I had to laugh at the advice of tacking in different ways and taking a course. How utterly patronising. They can tell me everything about safety and statistics, it won't take away the fact that a plane I was supposed to be on did crash and all died. CBT doesn't take away the terror that I feel as soon as something doesn't seem normal to me like the time the pilot had to abort the landing.

I do get better the more I fly, and that's thanks to the couple of pills I take. Shout me, I'm clearly a crack head 🥴

queenMab99 · 13/09/2023 13:03

Good grief! Do people really agree that the doctor is unreasonable to prescribe addictive drugs to people, for a reason such as this! I must be living in a different world!

Thelnebriati · 13/09/2023 13:04

Why is everyone focussed on the diazepam and ignoring the fact OP was refused lorazepam? Its not addictive after one dose ffs.

Dawsonsfleek · 13/09/2023 13:07

I mean it's not a course of them is it so I doubt addiction was high on the doctors list, it isn't like OP gets them regularly by the sound of it that it'd flag as being of concern. It's more likely as the guidance has changed there's less appetite to go against them as a prescriber which is fair enough, its their registration on the line at the end of the day. As it's for a voluntary activity the risk/benefit balance probably just doesn't swing enough for them, but it might for other doctors.

Thelnebriati · 13/09/2023 13:12

Untreated anxiety needs to be taken more seriously, It can escalate into something that can wreck your life.

DonnaBanana · 13/09/2023 14:10

Quisquam · 13/09/2023 09:41

Promethazine is an antihistamine which is first line for anxiety and /or agitation even in inpatient psychiatric services.

DD was prescribed promethazine. She commented on how sleepy it made her. Aren’t GPs saying on this thread, they don’t want to prescribe diazepam because of the risk of DVT, and people being too drowsy to respond in emergency situations on aeroplanes? Is promethazine any different for an occasional user?

It's highly individual. Antihistamines like promethazine or doxylamine can barely move the needle for some people and knock others out cold. Doxylamine is commonly sold at airports around the world (though not in the UK) as a flight sleep aid.
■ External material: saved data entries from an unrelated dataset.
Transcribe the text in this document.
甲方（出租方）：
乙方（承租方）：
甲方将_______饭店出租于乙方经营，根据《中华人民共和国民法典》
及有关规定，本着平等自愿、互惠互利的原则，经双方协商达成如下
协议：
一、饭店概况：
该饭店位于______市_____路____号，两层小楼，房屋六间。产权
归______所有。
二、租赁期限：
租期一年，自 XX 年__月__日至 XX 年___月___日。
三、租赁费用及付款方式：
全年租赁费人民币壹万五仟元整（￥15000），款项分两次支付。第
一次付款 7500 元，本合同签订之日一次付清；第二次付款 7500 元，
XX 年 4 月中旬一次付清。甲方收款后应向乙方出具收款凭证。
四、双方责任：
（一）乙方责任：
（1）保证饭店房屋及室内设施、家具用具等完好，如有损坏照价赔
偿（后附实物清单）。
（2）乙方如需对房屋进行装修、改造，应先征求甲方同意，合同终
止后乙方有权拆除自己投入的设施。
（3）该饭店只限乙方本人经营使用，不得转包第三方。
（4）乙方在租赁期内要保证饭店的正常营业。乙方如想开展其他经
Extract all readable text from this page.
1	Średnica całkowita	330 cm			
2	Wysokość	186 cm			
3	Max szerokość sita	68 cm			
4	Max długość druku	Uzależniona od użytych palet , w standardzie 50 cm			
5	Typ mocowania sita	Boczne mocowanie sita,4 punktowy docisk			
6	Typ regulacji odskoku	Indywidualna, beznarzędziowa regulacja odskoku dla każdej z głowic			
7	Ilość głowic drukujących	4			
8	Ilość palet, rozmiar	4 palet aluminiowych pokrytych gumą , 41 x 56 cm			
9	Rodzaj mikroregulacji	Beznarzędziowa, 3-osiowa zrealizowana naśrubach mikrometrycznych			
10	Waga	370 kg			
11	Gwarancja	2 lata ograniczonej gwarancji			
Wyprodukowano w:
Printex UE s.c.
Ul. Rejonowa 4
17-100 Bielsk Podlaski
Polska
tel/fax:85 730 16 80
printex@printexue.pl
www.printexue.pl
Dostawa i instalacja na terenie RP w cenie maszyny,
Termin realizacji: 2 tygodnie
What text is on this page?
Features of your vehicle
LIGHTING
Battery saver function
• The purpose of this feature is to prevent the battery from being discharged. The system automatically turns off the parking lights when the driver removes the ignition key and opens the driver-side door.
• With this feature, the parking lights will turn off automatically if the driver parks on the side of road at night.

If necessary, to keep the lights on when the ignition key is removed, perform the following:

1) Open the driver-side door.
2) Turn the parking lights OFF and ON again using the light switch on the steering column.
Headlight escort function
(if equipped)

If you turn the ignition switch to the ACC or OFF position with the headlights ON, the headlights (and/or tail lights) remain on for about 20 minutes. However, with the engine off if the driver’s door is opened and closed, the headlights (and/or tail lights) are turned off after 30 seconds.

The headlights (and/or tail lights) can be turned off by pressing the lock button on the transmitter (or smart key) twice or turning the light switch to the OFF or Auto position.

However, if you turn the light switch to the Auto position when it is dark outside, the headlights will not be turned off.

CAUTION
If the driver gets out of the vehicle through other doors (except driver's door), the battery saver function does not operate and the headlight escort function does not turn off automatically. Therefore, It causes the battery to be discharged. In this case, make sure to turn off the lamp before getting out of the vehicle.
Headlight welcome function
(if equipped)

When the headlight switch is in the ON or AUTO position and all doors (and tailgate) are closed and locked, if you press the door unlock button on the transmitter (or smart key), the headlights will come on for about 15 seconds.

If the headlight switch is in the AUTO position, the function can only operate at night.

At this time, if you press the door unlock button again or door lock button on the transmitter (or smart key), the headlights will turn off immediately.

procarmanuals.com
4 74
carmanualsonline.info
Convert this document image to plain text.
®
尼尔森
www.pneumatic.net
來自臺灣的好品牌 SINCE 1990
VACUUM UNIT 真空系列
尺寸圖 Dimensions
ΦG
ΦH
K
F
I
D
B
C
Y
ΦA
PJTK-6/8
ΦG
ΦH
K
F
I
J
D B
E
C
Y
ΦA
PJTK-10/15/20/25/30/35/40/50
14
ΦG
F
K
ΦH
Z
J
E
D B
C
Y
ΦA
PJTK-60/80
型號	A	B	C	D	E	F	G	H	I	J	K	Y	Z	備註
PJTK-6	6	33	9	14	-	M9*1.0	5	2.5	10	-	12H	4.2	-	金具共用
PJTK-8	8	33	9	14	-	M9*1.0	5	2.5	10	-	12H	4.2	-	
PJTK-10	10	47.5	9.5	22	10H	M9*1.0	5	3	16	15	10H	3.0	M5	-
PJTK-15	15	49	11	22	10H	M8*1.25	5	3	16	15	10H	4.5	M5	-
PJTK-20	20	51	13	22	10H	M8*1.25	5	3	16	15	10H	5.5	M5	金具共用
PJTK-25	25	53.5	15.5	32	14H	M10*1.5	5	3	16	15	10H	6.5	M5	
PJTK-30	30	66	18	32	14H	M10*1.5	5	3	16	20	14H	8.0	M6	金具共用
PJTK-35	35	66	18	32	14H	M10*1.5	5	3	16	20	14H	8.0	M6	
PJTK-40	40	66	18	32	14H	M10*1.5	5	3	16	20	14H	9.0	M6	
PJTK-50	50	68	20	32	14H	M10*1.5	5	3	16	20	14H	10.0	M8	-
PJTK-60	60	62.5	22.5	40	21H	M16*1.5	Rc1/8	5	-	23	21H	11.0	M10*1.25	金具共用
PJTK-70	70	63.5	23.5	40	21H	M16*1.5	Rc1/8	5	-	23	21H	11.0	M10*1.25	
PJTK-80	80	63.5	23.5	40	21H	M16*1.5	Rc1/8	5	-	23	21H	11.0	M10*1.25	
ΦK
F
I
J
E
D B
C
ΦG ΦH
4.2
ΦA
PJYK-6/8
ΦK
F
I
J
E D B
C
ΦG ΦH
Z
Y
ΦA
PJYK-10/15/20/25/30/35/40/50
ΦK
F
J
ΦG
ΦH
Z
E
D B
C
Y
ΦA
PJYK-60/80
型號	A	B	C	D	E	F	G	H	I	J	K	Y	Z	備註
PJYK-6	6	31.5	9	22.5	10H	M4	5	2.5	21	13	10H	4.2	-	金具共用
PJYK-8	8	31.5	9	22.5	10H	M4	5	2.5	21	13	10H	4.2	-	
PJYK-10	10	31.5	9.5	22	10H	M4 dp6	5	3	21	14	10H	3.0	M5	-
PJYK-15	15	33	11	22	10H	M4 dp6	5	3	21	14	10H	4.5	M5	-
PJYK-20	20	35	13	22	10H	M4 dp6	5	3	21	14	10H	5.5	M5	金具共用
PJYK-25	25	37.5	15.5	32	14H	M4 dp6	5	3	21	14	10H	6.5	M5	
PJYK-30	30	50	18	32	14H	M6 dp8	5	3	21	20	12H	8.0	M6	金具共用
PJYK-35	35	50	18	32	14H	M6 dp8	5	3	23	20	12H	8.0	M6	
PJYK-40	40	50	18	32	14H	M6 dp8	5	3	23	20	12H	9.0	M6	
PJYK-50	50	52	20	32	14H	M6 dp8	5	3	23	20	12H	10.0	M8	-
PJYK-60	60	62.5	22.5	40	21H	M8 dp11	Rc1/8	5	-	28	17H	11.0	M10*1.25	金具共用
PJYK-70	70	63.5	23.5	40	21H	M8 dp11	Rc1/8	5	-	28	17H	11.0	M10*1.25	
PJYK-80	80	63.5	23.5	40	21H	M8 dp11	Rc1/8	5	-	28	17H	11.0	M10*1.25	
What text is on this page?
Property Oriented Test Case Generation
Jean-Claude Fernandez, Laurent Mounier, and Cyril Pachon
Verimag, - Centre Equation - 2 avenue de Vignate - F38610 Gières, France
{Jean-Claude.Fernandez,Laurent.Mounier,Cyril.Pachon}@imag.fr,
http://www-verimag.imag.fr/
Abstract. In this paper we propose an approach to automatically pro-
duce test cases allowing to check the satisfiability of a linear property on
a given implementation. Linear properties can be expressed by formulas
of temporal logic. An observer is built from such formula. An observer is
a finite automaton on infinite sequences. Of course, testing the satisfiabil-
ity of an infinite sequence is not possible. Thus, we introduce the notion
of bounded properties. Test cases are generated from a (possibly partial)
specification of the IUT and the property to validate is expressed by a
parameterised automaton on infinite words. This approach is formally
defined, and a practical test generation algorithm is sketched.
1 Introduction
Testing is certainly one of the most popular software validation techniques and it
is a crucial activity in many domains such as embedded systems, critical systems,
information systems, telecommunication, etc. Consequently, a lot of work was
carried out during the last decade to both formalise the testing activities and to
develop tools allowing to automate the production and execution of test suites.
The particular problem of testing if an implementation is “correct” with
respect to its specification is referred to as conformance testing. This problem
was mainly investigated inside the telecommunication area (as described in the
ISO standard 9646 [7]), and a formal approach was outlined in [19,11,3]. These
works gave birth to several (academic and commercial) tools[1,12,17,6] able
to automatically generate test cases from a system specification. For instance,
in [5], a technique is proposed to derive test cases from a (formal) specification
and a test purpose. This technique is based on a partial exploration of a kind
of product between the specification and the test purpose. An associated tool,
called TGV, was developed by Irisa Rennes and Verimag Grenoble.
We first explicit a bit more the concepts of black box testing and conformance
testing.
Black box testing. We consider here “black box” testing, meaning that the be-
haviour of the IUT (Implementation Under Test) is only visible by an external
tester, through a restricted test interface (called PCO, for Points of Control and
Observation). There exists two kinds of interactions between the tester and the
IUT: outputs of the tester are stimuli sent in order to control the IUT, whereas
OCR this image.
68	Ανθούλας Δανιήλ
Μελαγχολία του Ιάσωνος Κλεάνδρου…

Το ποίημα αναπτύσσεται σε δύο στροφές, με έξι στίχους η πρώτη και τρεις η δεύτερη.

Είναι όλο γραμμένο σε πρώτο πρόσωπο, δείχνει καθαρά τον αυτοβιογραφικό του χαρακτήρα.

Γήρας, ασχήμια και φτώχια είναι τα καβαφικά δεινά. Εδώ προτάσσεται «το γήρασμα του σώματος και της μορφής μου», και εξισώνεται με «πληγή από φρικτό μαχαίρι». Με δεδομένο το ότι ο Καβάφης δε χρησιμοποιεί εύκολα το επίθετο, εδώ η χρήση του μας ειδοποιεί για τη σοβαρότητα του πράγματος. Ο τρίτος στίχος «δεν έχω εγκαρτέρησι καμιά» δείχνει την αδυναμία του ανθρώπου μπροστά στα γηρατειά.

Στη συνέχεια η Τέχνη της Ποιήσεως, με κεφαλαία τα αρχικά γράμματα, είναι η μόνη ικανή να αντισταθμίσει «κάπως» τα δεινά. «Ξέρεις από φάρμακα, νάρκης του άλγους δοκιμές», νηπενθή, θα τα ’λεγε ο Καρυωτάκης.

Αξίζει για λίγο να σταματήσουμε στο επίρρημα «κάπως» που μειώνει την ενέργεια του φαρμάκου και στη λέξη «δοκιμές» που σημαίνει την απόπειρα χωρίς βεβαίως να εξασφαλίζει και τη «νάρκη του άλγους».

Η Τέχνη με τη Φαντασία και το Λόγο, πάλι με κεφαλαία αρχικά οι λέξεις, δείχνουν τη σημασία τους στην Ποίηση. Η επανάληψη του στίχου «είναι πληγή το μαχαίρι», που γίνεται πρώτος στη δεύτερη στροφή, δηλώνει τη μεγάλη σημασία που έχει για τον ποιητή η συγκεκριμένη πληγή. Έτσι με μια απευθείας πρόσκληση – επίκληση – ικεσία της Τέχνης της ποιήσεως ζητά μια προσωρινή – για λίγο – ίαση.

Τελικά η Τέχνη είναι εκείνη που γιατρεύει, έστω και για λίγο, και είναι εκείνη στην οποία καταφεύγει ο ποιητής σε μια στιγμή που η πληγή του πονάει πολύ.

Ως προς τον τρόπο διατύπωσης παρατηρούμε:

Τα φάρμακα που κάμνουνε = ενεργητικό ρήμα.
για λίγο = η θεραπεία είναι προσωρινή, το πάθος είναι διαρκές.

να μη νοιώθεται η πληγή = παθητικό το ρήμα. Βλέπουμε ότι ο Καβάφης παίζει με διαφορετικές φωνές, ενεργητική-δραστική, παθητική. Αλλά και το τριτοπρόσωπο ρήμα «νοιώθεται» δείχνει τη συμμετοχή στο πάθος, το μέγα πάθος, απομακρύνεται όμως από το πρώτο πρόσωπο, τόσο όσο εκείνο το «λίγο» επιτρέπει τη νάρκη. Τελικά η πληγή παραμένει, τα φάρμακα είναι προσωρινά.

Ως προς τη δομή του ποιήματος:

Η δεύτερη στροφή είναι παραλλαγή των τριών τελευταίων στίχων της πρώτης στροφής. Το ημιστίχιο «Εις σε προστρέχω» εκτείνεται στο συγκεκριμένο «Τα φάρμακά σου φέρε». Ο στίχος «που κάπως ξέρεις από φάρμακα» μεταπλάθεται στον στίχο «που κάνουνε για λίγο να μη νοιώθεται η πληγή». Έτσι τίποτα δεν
The whole NICE/BMF guidance is around a fear of long term benzo dependence and not people "being sleepy on the flight" - that's just the nonsense they say to fob patients off.

There is a real and mildly sinister push in this country to reduce medical or artificial interventions as much as possible, even when they work. Perhaps the clearest example is when you see it with childbirth for example with mums being dissuaded from having caesareans or all the nonsense around bottle feeding.